Introducing agile into a new organization, big or small, requires careful thought on how to do it. One important aspect is to determine why the organization needs agile. (See, for example, http://www.marcusoft.net/2012/06/experience-report-from-rolling-out.html).
However, this could also be viewed from another perspective.
Let’s assume that you have an organization that is not doing agile. Your organization is not team-based; instead it is running in a classic matrix organization with resource managers owning the resources that project managers are requesting for their projects. Your projects are using some kind of a waterfall model, with requirements analysis, development, testing and deployment as separate, sequential phases. When a project is done, the result is delivered to the end user and to another part of the organization responsible for maintenance.
Your organization is doing okay. Sure, things could be better, but this is the way it has always worked.
You’ve heard about this agile thing, but determined that this is not for you, not for your organization.
It’s about the people
Around you, companies and other organizations are changing their way of thinking. Being first in a rapidly changing market place counts, as well as being able to respond to changes in consumer and technology behaviour. For these other organizations, agile methods are necessary to survive. And so they adopt it, run with it, reach various stages of agile maturity.
But your organization do not. It is not for you, and perhaps you do not need to move that quickly; you have your product or niche and that has been working for you so far. Why fix what ain’t broken?
Your employees quit occasionally and you hire replacements. From where? Well, typically, you hire them either fresh out of school or they have been working for another of those organizations. In both cases, chances are your new hires have some experience with agile.
Also, it is very likely that your existing employees will see and hear what is going on in those other organizations, and hear positive things about agile and working in teams.

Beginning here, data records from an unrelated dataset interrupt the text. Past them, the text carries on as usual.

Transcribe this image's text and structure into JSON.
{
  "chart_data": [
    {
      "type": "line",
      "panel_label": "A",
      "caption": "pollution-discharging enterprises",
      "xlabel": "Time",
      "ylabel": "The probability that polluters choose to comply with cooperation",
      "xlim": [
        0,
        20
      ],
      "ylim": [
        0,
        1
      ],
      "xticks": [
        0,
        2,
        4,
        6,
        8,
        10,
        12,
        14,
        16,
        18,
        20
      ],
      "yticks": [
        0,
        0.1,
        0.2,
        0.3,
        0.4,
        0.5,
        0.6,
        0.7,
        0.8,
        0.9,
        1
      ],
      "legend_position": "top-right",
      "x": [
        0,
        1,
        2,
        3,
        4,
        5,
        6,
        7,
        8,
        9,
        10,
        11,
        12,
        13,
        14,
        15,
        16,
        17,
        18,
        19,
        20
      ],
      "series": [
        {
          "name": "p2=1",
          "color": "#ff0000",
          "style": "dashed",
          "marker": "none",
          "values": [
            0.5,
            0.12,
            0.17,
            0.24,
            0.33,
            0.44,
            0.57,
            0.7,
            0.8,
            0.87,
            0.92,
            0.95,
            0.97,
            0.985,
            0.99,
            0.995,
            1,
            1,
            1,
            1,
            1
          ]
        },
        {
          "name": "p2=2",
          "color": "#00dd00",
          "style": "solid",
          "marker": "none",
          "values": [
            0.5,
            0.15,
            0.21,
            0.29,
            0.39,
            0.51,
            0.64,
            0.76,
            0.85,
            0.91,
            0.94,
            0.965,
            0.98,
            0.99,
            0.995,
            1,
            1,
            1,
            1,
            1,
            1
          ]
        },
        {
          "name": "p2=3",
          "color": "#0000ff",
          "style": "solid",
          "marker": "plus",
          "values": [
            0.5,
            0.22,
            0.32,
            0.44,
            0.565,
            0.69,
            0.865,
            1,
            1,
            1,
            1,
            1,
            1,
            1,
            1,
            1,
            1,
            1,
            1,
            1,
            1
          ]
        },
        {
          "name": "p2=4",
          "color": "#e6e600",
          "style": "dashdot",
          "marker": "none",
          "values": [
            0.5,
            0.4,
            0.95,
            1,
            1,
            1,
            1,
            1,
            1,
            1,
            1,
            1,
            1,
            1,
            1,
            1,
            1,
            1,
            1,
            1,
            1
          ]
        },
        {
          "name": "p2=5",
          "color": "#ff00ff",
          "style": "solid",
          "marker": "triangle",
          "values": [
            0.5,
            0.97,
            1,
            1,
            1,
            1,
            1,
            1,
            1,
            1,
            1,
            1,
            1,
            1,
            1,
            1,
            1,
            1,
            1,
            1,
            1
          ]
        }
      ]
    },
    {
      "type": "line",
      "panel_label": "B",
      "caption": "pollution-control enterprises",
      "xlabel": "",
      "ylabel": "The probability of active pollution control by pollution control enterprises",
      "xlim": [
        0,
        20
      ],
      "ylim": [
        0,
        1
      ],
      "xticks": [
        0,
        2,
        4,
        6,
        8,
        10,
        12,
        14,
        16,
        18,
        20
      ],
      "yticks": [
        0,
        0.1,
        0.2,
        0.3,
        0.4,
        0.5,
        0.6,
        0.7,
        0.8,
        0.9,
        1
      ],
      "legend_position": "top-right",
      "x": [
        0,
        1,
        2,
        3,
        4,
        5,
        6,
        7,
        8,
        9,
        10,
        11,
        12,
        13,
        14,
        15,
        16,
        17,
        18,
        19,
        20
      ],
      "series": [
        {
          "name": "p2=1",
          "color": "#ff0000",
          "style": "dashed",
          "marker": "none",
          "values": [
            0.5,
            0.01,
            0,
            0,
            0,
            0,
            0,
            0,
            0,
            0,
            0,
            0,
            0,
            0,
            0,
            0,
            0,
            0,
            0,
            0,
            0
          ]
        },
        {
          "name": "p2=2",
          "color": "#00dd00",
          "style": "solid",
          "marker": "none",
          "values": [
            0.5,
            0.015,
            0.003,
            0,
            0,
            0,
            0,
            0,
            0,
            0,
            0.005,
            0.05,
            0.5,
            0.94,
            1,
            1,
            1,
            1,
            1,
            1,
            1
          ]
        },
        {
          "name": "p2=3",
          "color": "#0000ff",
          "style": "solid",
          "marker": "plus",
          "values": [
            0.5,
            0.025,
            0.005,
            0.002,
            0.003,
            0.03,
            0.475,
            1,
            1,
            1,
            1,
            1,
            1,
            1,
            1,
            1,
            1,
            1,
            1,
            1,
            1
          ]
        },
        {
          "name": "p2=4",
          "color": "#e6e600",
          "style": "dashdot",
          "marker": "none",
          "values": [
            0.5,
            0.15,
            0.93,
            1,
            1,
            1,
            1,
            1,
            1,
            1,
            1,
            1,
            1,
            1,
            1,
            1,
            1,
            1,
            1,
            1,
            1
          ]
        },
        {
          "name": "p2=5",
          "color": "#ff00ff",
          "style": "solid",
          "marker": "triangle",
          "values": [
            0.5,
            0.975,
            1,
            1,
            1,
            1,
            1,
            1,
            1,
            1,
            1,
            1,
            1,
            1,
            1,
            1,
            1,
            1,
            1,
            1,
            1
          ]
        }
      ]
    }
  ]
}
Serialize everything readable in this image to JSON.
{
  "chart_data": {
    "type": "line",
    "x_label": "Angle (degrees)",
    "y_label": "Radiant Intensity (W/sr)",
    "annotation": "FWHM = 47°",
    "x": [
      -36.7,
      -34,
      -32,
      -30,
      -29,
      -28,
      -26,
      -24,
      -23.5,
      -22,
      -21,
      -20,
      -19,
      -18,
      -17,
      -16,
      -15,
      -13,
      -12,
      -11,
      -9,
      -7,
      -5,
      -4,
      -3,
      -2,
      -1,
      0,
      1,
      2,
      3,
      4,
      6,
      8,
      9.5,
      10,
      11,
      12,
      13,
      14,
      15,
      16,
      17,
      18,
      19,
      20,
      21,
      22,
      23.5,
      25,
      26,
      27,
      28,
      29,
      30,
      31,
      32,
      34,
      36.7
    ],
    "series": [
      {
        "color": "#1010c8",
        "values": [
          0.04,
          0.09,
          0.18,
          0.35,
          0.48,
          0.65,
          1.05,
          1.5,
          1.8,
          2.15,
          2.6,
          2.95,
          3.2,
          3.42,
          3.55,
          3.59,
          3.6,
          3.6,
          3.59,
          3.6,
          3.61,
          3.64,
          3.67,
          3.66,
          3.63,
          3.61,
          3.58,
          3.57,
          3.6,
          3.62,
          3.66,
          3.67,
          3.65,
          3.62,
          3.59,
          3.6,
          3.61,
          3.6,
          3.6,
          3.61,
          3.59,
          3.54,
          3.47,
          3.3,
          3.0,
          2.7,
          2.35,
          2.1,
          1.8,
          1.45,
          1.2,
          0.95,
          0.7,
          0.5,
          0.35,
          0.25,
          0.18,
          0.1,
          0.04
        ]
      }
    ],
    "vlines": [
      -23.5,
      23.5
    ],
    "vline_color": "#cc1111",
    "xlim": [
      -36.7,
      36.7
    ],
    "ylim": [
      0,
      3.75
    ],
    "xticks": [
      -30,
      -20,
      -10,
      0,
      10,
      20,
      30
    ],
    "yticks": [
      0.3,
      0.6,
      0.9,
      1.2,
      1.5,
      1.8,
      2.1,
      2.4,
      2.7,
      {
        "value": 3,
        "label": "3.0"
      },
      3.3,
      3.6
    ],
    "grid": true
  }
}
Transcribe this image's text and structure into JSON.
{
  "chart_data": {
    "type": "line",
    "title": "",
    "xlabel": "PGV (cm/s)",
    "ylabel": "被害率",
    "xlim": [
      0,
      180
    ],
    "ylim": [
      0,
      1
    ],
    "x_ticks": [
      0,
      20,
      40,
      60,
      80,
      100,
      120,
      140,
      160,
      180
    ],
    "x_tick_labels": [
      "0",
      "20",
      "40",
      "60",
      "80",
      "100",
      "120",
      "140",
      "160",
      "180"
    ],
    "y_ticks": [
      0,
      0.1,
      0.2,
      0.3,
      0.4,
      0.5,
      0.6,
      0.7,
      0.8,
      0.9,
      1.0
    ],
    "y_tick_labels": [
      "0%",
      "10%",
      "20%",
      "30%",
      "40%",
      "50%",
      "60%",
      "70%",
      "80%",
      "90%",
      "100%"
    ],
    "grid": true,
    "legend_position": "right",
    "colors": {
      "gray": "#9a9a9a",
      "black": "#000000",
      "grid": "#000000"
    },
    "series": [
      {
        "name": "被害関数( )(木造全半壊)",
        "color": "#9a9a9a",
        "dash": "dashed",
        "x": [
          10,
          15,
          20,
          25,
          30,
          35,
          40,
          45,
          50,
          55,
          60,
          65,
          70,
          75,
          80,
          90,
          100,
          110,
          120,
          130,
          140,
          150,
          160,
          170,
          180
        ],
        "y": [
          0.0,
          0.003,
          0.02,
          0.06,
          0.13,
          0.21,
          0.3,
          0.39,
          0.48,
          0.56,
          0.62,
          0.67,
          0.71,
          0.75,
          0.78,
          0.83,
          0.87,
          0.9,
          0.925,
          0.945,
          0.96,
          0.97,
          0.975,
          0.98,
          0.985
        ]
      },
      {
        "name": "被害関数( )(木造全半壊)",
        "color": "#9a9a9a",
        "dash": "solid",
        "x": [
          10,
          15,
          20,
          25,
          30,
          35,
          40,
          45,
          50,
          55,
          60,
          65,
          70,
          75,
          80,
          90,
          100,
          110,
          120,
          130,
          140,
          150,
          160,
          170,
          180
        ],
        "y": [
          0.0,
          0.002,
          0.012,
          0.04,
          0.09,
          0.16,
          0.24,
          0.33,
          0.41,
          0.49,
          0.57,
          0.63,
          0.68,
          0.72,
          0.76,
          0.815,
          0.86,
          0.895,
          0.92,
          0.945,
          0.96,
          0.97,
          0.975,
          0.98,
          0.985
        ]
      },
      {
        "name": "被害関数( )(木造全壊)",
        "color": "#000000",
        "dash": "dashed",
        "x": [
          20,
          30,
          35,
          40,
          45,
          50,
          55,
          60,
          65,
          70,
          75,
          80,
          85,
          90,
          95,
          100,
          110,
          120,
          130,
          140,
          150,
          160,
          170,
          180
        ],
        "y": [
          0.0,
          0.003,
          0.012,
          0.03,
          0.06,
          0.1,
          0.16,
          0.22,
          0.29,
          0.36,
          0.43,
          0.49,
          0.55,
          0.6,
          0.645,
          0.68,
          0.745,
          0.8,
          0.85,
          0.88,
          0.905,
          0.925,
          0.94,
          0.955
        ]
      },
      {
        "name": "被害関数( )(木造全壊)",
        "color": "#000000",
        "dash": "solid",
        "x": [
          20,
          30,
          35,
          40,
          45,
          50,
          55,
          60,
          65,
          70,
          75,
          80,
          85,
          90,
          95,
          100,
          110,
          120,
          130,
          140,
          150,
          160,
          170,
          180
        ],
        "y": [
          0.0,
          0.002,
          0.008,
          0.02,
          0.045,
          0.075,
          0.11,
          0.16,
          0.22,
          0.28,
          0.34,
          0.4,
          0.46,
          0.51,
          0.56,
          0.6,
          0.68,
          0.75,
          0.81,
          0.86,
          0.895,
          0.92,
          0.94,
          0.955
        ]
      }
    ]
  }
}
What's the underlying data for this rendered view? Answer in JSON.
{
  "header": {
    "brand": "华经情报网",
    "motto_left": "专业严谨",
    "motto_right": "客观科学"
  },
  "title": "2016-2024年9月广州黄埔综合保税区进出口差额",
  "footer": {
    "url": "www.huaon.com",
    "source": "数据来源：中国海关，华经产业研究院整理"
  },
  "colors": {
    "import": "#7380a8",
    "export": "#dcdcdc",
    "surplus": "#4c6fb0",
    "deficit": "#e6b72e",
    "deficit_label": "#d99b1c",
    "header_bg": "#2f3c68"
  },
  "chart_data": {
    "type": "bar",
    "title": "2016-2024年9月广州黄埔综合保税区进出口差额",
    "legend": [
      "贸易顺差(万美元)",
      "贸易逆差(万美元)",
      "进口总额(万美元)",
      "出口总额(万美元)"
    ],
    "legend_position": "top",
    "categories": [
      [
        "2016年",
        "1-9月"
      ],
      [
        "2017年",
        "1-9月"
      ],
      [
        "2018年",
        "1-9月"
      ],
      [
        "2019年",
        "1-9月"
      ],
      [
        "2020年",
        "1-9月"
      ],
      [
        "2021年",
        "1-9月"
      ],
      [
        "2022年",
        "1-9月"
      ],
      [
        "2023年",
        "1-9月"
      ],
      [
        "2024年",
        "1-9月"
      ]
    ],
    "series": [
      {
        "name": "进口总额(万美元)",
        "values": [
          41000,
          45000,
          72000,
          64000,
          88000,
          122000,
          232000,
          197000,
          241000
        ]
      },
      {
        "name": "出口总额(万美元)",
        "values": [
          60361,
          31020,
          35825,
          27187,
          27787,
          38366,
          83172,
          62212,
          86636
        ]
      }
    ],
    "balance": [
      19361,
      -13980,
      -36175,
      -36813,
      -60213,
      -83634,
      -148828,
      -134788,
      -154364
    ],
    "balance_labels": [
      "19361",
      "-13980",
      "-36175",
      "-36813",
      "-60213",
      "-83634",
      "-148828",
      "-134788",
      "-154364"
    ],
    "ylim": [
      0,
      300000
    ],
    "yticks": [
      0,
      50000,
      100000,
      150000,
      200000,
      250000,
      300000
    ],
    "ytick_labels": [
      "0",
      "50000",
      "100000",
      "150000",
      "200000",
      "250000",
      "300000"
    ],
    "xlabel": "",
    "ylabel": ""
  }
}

So, what is likely to happen over time? Will you be able to keep your best, high-performing employees, or will they quit and start working for one of the other – agile – organizations? Who will want to work in your organization? Will you, after a time, only receive applications from those that did not really like working in a team? Are those the individuals that you want in your organizations? How will you be able to attract the best competence? How much will it cost you?
There are many other arguments that could be made, in the same way – but I’ll stop here, at least for now. For me, agile is about people and their motivations. The point is that this works both ways – just as it is important to find a why (as in ”why should we”), it is important to answer the question what if you don’t.